Plaintiff's argument that RPC 1.8(a) is inapplicable here because he represented the corporations, and not the defendants individually, is unavailing. All that is necessary is that the parties relate "to each other generally as attorney and client. It is also clear that it is the substance of the relationship, involving as it does a heightened aspect of reliance, that triggers the need for the rule's prescriptions of full disclosure and informed consent." In re Silverman, 113 N.J. 193, 214 (1988). It is undisputed that defendants and plaintiff related to each other as attorney and client. Defendants relied on plaintiff's guidance and advice. Indeed, plaintiff had previously represented Mrs. Nelson in an unrelated matter. Although Christian signed the retainer agreement only in his corporate capacity, the corporation themselves were creatures of the law which did not rely on the confidences which arose from the attorney/client relationship. See Aysseh v. Lawn, 186 N.J. Super. 218, 227 (Ch. Div. 1982).

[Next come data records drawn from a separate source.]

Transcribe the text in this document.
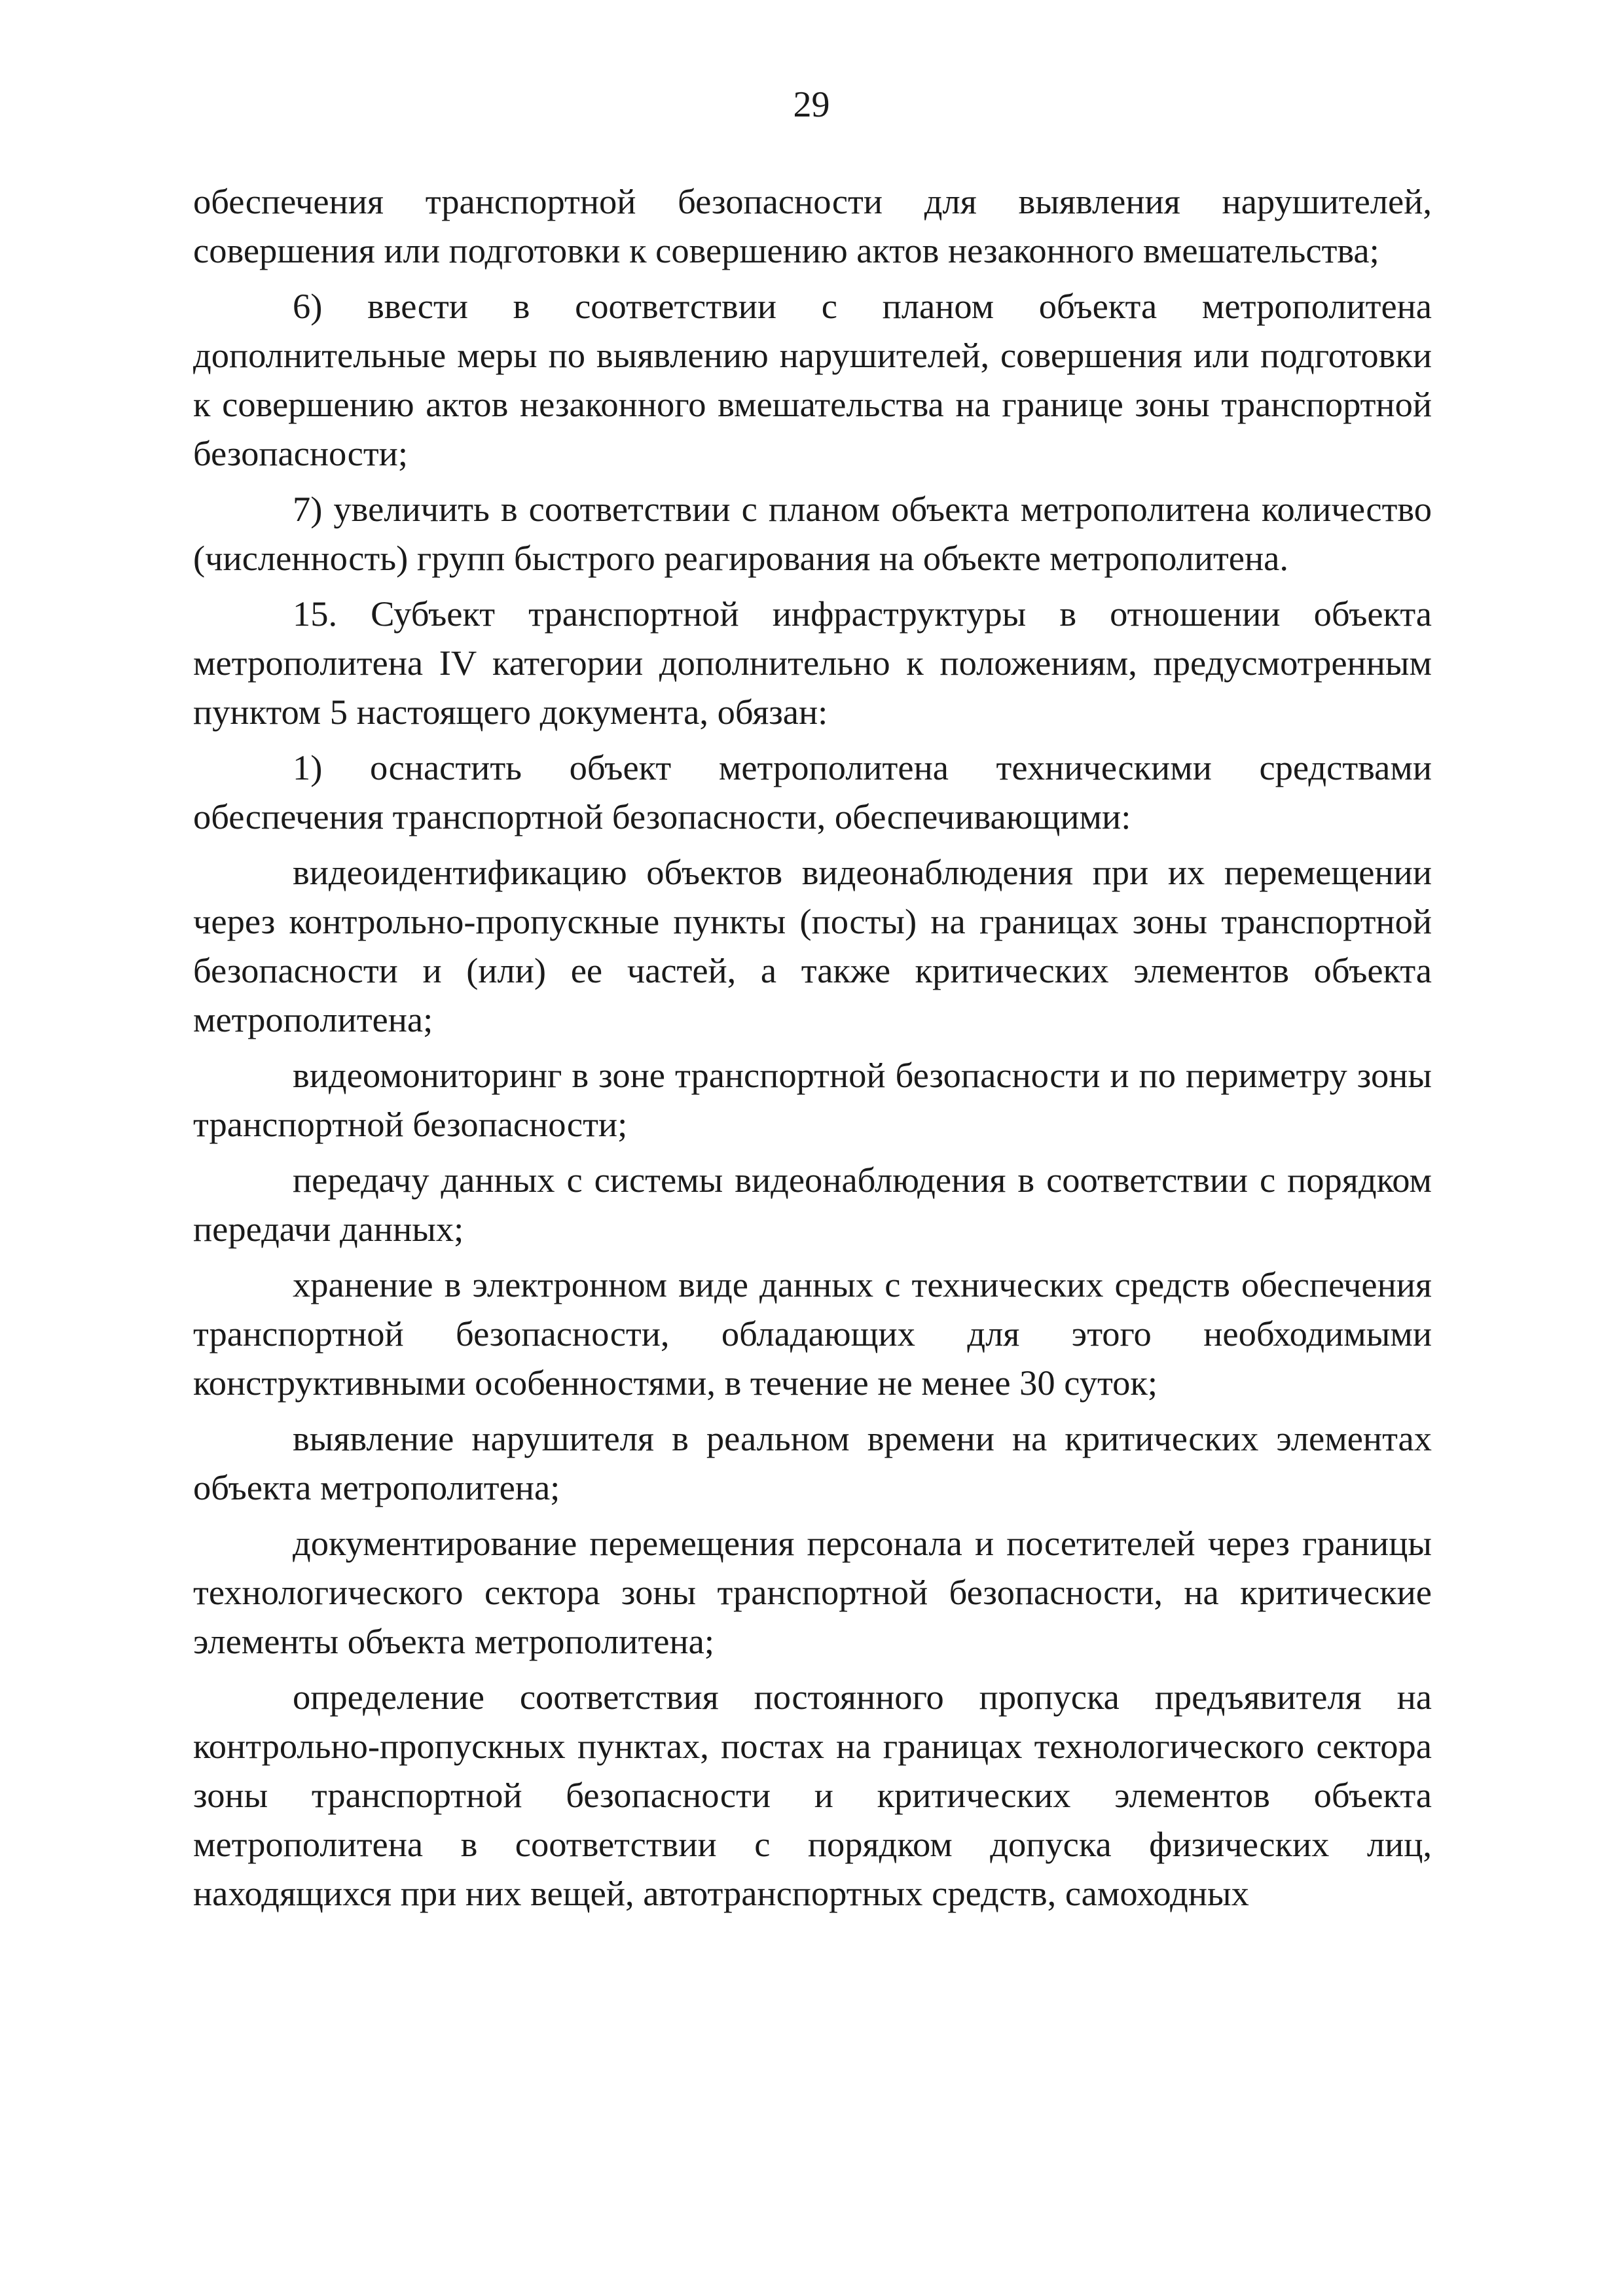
29

обеспечения транспортной безопасности для выявления нарушителей, совершения или подготовки к совершению актов незаконного вмешательства;

6) ввести в соответствии с планом объекта метрополитена дополнительные меры по выявлению нарушителей, совершения или подготовки к совершению актов незаконного вмешательства на границе зоны транспортной безопасности;

7) увеличить в соответствии с планом объекта метрополитена количество (численность) групп быстрого реагирования на объекте метрополитена.

15. Субъект транспортной инфраструктуры в отношении объекта метрополитена IV категории дополнительно к положениям, предусмотренным пунктом 5 настоящего документа, обязан:

1) оснастить объект метрополитена техническими средствами обеспечения транспортной безопасности, обеспечивающими:

видеоидентификацию объектов видеонаблюдения при их перемещении через контрольно-пропускные пункты (посты) на границах зоны транспортной безопасности и (или) ее частей, а также критических элементов объекта метрополитена;

видеомониторинг в зоне транспортной безопасности и по периметру зоны транспортной безопасности;

передачу данных с системы видеонаблюдения в соответствии с порядком передачи данных;

хранение в электронном виде данных с технических средств обеспечения транспортной безопасности, обладающих для этого необходимыми конструктивными особенностями, в течение не менее 30 суток;

выявление нарушителя в реальном времени на критических элементах объекта метрополитена;

документирование перемещения персонала и посетителей через границы технологического сектора зоны транспортной безопасности, на критические элементы объекта метрополитена;

определение соответствия постоянного пропуска предъявителя на контрольно-пропускных пунктах, постах на границах технологического сектора зоны транспортной безопасности и критических элементов объекта метрополитена в соответствии с порядком допуска физических лиц, находящихся при них вещей, автотранспортных средств, самоходных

Obviously, it was defendants personally who consulted with plaintiff and relied on his legal representation during the Paulson litigation, not the corporations. Moreover, every confidential communication from plaintiff to the corporations was in fact to defendants as individuals. Finally, it was defendants, not the corporations, whom plaintiff persuaded to pledge the equity in their personal residence to secure payment of the legal fee balance.